I use a Japanese slip stone for those. I mainly use those knives for bread, which is not too demanding, so the knives stay sharp a long time. Mmmmm, brisket sammiches!

Jim Koepke
01-15-2020, 1:25 AM
What is the best sharpening device for serrated knives? Seem to have trouble sharpening some of these knives for my wife.

It depends on the type of serrated knife.

My favorite steak knife is flat ground on one side. As Doug mentions a slip stone is used from the other side to maintain the scallops or serrations. My Arkansas stone slips get used for this. My Japanese slips work nice but are too easy to slice into with a knife. Though being soft they can be formed to the knife.

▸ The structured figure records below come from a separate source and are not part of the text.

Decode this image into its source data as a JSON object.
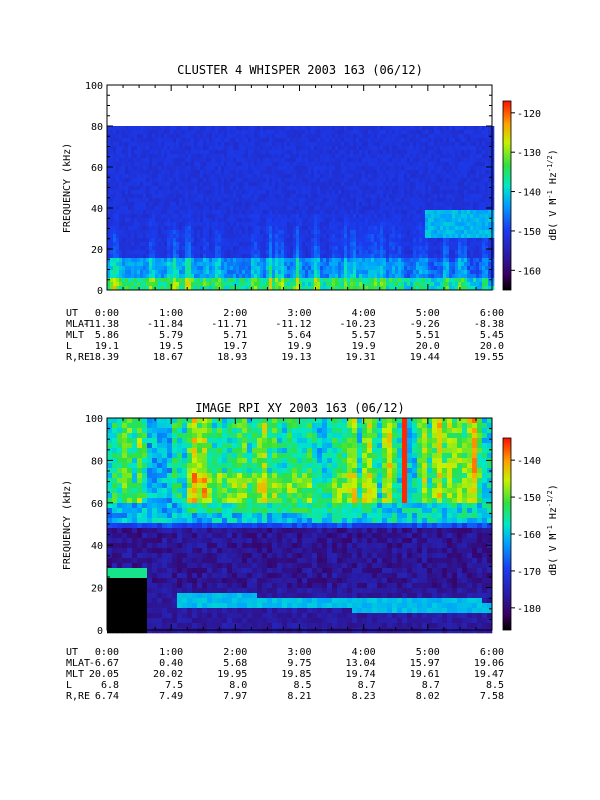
{
  "chart_data": [
    {
      "type": "heatmap",
      "title": "CLUSTER 4 WHISPER 2003 163 (06/12)",
      "ylabel": "FREQUENCY (kHz)",
      "ylim": [
        0,
        100
      ],
      "y_ticks": [
        "0",
        "20",
        "40",
        "60",
        "80",
        "100"
      ],
      "data_ymax": 80,
      "x_ticks": [
        "0:00",
        "1:00",
        "2:00",
        "3:00",
        "4:00",
        "5:00",
        "6:00"
      ],
      "colorbar": {
        "label": "dB( V M⁻¹ Hz⁻¹ᐟ²)",
        "label_parts": [
          "dB( V M",
          "-1",
          " Hz",
          "-1/2",
          ")"
        ],
        "ticks": [
          "-120",
          "-130",
          "-140",
          "-150",
          "-160"
        ],
        "min": -165,
        "max": -117
      },
      "ephemeris": {
        "labels": [
          "UT",
          "MLAT",
          "MLT",
          "L",
          "R,RE"
        ],
        "rows": [
          [
            "0:00",
            "1:00",
            "2:00",
            "3:00",
            "4:00",
            "5:00",
            "6:00"
          ],
          [
            "-11.38",
            "-11.84",
            "-11.71",
            "-11.12",
            "-10.23",
            "-9.26",
            "-8.38"
          ],
          [
            "5.86",
            "5.79",
            "5.71",
            "5.64",
            "5.57",
            "5.51",
            "5.45"
          ],
          [
            "19.1",
            "19.5",
            "19.7",
            "19.9",
            "19.9",
            "20.0",
            "20.0"
          ],
          [
            "18.39",
            "18.67",
            "18.93",
            "19.13",
            "19.31",
            "19.44",
            "19.55"
          ]
        ]
      }
    },
    {
      "type": "heatmap",
      "title": "IMAGE RPI XY 2003 163 (06/12)",
      "ylabel": "FREQUENCY (kHz)",
      "ylim": [
        0,
        100
      ],
      "y_ticks": [
        "0",
        "20",
        "40",
        "60",
        "80",
        "100"
      ],
      "data_ymax": 100,
      "x_ticks": [
        "0:00",
        "1:00",
        "2:00",
        "3:00",
        "4:00",
        "5:00",
        "6:00"
      ],
      "colorbar": {
        "label_parts": [
          "dB( V M",
          "-1",
          " Hz",
          "-1/2",
          ")"
        ],
        "ticks": [
          "-140",
          "-150",
          "-160",
          "-170",
          "-180"
        ],
        "min": -186,
        "max": -134
      },
      "ephemeris": {
        "labels": [
          "UT",
          "MLAT",
          "MLT",
          "L",
          "R,RE"
        ],
        "rows": [
          [
            "0:00",
            "1:00",
            "2:00",
            "3:00",
            "4:00",
            "5:00",
            "6:00"
          ],
          [
            "-6.67",
            "0.40",
            "5.68",
            "9.75",
            "13.04",
            "15.97",
            "19.06"
          ],
          [
            "20.05",
            "20.02",
            "19.95",
            "19.85",
            "19.74",
            "19.61",
            "19.47"
          ],
          [
            "6.8",
            "7.5",
            "8.0",
            "8.5",
            "8.7",
            "8.7",
            "8.5"
          ],
          [
            "6.74",
            "7.49",
            "7.97",
            "8.21",
            "8.23",
            "8.02",
            "7.58"
          ]
        ]
      }
    }
  ]
}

This is good if you want to dedicate a slip stone to the knife.

My inexpensive set of steak knives was made by hollow grinding both sides and then cutting the serrations were all cut from one side. These haven't been sharpened yet, but it would involve using slip stones.

A serrated bread knife is often has its serrations cut from both sides. This would likely be done with slip stones from both sides.

Sharpening a serrated knife is similar to sharpening a saw. What is really doing most if not all of the cutting is the points. Work at sharpening the points, then lightly work the back side to remove any burrs. With a well fitting slip stone or a little stone angling getting the point sharp will also produce an edge in the scallops.

jtk

Rich Engelhardt
01-15-2020, 4:16 AM
Yes, generally speaking, carbon steel will take and hold and edge better & longer than a stainless blade, but really, equating a stainless blade with something like a dull stick is silly. I've got 2 or 3 stainless knives that are easily sharpened to a razor edge. When they dull, they get a quick touch up.HOWEVER -- - the carbon steel knives just need a few swipes on the Spyderco Sharpmaker to restore the edge.
Stainless Steel doesn't respond so well to the ceramic & needs to have some sort of abrasive applied that will remove steel.

My carbon steel knives get the ceramic every time I go to use them. They see a stone, maybe once every 5 years - or more.
Stainless blades see a stone quite a bit. The Sharpmaker can only do so much, then it's just a waste of time.


What is the best sharpening device for serrated knives? Seem to have trouble sharpening some of these knives for my wife.Spyderco Sharpmaker.

Flamone LaChaud
01-15-2020, 9:17 AM
We had a set of Wustoff/Henkels back in the day, up until a house fire took away most of our kitchen. My wife replaced them with a set of Harris Teeter stainless steel knives (our local grocery store) knives that did ok at best. Eventually I learned how to freehand sharpen my woodworking cutting tools, and attempted to sharpen the kitchen knives as well. It was a huge improvement . . . but they were good for about a half dozen onions/carrots/celery stalks before needing attention again. Was browsing the auction site, and ran across a seller that specialized in older Japanese kitchen knives, and most of the makers didn't have any info that I could find via the googles. I picked up three on a lark - a Deba, Nikiri, and Sashimi . . . and it was unreal the difference. Now that the wife has discovered what sharp is, and how much easier it is to use a sharp knife - those other stainless steel knives just don't get used. Plus, I think the older knives are actually easier to sharpen.